- README.md -- a ReadMe file about the Project
- CodeBook.md -- codebook describing variables, the data and transformations
- run_analysis.R -- actual R code
You should create one R script called run_analysis.R that does the following:
- Merges the training and the test sets to create one data set.
- Extracts only the measurements on the mean and standard deviation for each measurement.
- Uses descriptive activity names to name the activities in the data set
- Appropriately labels the data set with descriptive activity names.
- Creates a second, independent tidy data set with the average of each variable for each activity and each subject.
The script assumes it has in it's working directory, the following files and folders:
- activity_labels.txt
- features.txt
- test/
- train/
The output is created in working directory with the name of "TidyData.txt"
It follows the goals step by step.
Step 1:
- Read all the test and training files: y_test.txt, subject_test.txt and X_test.txt.
- Combine the data sets to a data frame in the form of subjects, labels, the rest of the data.
Step 2:
- Read the features from features.txt and filter it to only leave features that are either means ("mean()") or standard deviations ("std()").

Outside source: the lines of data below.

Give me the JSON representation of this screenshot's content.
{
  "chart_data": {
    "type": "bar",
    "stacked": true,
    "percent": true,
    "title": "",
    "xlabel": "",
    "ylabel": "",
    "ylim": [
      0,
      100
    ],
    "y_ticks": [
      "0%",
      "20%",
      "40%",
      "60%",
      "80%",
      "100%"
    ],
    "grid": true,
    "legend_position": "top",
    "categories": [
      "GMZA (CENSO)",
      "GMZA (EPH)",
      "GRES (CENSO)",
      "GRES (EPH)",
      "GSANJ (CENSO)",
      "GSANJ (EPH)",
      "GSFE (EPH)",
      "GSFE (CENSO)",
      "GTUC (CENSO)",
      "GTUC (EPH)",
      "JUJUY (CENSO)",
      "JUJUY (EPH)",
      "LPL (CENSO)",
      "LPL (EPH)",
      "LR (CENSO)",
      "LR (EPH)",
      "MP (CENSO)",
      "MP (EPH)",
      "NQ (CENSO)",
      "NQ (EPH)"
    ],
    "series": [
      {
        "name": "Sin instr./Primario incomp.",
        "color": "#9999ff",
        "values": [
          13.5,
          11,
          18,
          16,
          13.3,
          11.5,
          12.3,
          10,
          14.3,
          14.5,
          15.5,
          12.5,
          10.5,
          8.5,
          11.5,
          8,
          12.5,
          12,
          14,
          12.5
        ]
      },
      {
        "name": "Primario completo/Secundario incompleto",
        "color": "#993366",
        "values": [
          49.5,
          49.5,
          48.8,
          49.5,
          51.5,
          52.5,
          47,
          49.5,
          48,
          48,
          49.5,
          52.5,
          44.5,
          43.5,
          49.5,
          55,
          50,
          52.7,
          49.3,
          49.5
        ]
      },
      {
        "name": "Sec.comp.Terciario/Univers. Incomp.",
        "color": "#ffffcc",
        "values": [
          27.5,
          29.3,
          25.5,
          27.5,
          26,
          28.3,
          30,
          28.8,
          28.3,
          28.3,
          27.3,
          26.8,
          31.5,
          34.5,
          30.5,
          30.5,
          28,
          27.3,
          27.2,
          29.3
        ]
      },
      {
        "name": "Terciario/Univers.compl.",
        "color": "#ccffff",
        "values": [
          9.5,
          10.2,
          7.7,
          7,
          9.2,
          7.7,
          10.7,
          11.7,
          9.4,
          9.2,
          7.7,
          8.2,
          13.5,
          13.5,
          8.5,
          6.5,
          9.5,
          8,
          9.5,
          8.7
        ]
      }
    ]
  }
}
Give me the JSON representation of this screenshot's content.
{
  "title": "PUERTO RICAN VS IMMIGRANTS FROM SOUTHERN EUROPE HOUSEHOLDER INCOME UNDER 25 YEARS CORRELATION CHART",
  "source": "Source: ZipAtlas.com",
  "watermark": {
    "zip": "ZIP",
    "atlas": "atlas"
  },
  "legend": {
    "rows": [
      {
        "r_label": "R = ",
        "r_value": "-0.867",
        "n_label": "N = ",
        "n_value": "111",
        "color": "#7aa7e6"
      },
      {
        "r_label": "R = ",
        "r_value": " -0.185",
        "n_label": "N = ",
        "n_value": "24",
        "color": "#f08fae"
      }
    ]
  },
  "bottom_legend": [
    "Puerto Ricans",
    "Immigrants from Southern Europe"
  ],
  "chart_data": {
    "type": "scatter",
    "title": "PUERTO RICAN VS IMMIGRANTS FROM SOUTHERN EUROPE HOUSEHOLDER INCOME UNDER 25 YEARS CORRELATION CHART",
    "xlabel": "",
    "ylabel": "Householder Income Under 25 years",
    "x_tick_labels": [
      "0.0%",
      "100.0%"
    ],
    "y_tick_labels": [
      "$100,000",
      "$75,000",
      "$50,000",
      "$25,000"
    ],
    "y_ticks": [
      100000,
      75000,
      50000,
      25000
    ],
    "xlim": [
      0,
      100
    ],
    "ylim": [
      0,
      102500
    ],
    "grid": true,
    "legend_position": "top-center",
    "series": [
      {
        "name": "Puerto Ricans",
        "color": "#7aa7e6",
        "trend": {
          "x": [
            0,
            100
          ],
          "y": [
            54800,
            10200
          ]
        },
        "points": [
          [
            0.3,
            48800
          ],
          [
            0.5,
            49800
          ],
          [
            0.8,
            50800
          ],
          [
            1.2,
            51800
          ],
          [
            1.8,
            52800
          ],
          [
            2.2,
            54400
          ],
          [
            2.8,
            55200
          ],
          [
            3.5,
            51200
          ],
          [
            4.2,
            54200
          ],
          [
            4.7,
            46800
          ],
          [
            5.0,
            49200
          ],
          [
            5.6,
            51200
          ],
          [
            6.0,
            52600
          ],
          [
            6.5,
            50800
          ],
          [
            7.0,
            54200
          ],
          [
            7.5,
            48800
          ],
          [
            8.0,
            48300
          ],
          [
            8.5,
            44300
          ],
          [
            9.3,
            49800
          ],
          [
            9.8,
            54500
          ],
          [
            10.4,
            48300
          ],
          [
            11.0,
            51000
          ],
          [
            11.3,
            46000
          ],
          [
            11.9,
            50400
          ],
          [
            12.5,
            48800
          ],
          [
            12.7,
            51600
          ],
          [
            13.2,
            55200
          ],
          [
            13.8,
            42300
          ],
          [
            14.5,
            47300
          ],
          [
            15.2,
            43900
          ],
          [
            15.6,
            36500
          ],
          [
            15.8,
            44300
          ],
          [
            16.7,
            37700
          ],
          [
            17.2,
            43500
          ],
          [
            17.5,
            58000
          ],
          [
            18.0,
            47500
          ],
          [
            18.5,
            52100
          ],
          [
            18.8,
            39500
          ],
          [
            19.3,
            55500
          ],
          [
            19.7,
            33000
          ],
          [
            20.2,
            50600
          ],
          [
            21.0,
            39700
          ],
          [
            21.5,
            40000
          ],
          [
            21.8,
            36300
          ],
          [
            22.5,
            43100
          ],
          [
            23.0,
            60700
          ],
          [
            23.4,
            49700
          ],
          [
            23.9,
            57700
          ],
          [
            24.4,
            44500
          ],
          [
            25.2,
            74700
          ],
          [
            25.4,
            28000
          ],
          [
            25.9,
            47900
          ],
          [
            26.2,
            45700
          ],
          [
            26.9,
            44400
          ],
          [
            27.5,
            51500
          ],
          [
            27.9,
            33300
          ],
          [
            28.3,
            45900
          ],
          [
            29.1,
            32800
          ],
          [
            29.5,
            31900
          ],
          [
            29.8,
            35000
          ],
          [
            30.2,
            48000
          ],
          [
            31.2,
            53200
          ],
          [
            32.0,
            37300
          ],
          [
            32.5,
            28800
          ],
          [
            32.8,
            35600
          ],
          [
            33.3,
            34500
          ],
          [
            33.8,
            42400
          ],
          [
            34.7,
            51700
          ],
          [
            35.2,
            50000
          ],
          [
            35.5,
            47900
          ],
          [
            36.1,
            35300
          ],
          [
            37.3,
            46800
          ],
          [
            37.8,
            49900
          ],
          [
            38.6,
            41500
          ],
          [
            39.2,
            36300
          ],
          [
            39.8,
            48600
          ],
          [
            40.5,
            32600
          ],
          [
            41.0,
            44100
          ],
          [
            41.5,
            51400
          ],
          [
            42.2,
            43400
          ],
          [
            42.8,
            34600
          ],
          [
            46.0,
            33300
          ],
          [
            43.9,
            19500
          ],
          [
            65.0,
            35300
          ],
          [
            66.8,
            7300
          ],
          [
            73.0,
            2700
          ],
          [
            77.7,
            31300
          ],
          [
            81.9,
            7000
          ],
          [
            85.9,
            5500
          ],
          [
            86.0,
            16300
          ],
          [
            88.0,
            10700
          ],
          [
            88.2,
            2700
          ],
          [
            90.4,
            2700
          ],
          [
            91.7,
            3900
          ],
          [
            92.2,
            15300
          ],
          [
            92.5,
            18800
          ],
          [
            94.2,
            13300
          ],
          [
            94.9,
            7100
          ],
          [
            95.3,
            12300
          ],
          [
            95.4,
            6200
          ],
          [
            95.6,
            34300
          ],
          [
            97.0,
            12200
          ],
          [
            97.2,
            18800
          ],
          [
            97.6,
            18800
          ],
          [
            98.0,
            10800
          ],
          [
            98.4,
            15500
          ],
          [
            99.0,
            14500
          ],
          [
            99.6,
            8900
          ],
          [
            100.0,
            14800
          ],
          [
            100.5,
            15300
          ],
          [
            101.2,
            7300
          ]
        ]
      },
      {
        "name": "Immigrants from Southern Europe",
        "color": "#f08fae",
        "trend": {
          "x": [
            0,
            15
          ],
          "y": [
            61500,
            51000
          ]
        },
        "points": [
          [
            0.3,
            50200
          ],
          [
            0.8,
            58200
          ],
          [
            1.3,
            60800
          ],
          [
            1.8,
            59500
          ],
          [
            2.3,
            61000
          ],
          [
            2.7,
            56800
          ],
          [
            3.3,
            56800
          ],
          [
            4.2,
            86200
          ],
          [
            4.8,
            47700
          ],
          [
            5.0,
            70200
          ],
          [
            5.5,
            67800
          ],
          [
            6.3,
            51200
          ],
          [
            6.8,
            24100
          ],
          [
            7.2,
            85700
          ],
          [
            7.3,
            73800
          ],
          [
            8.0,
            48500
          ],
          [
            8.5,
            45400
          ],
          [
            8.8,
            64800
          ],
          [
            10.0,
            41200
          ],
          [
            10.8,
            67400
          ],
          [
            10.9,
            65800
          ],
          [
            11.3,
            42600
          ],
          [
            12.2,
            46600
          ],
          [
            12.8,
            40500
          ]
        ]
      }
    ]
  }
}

- Create a data frame that includes subjects, labels and the described features.
Step 3:
- Read the activity labels from activity_labels.txt and replace the numbers with the text.
Step 4:
- Make a column list (including "subjects" and "label")
- Tidy the list by removing all non-alphanumeric characters and converting the result to lowercase
- Apply the new column names to the data frame
Step 5:
- Create a new data frame by finding the mean for each combination of subject and label done by "aggregate" function
Final step:
- Write the new tidy set into a text file called "TidyData.txt", formatted similarly to the original files.